Liberty Walk Sells a Ford Bronco Widebody and It’s Still Narrower Than a Raptor

The makers of the most absurd widebody kits that are usually seen on supercars took a crack at the Ford Bronco.
Liberty Walk

Prepare yourself, the overfender nationals have reached a new level. Japanese widebody kit maker Liberty Walk is best known for making bolt-on widebody kits for modified street Lamborghinis, Ferraris, and Nissan GT-Rs. Trucks might possibly be the furthest thing away from what Liberty Walk does, even though trucks have a strong history of bolt-on overfenders of their own. Yet, here we are with a Liberty Walk widebody kit for a modern Ford Bronco that you can buy now. And it looks good.

The overfender treatment has long been controversial and has largely tracked with the cyclical evolution of the widebody kit. Some of the first widebodies were inspired by the fender flares of race cars in the ‘70s and ‘80s, then the fiberglass bling craze of the ‘90s and ‘00s, until we finally got the overfender mania of the modern day. In the middle of every era, there have been great widebody kits, often inspired by racing and chasing lap times rather than aesthetics. But the prevailing purpose of widebodies has always been style. 
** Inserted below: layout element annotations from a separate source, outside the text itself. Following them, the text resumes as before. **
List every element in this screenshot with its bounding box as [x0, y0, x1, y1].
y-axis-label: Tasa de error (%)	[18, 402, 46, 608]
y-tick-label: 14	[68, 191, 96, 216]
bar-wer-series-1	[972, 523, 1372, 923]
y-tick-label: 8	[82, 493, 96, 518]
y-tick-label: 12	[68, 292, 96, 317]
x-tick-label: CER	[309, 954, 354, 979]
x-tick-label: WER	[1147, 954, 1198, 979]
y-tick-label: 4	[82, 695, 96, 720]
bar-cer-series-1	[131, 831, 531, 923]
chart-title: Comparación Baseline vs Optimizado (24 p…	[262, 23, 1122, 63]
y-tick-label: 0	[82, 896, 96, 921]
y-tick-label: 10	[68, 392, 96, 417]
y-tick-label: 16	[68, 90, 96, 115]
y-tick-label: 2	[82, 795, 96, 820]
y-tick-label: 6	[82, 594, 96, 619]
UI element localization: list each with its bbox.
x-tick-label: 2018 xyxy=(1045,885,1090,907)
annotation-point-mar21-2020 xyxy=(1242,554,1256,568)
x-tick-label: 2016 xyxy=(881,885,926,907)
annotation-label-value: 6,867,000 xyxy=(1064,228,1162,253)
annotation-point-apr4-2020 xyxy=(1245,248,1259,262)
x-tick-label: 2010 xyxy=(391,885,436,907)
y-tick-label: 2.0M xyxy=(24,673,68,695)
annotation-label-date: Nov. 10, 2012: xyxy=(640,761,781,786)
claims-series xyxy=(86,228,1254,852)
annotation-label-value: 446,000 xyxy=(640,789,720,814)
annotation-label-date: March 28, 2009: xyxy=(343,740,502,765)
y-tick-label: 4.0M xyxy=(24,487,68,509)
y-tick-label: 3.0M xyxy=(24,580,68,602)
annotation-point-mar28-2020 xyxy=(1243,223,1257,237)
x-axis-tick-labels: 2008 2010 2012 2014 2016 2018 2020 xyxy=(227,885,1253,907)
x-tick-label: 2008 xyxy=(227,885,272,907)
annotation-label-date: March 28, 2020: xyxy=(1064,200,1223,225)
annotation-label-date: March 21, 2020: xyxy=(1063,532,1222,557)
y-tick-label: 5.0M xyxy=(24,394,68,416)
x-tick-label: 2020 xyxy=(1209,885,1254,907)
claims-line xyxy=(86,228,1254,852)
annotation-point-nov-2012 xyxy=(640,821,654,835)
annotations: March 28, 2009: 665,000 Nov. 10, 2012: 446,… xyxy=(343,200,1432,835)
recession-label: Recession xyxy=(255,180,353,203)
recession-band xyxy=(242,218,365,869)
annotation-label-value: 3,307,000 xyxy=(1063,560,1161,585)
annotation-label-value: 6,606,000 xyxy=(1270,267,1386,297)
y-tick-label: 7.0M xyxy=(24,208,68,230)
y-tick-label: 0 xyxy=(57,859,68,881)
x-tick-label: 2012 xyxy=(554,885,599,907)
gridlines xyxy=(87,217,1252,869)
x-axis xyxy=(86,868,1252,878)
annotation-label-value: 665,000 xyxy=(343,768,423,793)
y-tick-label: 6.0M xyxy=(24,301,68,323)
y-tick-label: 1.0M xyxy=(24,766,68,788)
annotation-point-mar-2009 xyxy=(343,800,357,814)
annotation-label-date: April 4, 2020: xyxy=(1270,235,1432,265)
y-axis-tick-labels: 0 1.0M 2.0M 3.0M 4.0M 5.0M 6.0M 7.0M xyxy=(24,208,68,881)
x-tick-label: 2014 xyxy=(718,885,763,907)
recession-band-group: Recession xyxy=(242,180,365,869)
In the case of the Bronco, Liberty Walk’s fender kit works shockingly well. Where most of its kits go on delicately designed supercars with clearly defined design theses, the Bronco is a big, industrial brute of a vehicle. So while the Liberty Walk kit for a Lamborghini Aventador or a Ferrari F40 might be jarring because of the way the exposed rivets and generally sinuous shapes of the Liberty Walk kit contrast against the beautiful, clean designs of the supercars, it works for the Bronco. I’d even hazard to say it looks like it could’ve come like that from the factory.

It is one of Liberty Walk’s less intense kits but actually might have the most mass appeal of all of them. For $3,080, Bronco owners have an option for an extremely high-quality fender kit that will toughen up their rigs visually. Maybe we’ll start seeing these on trails stateside soon.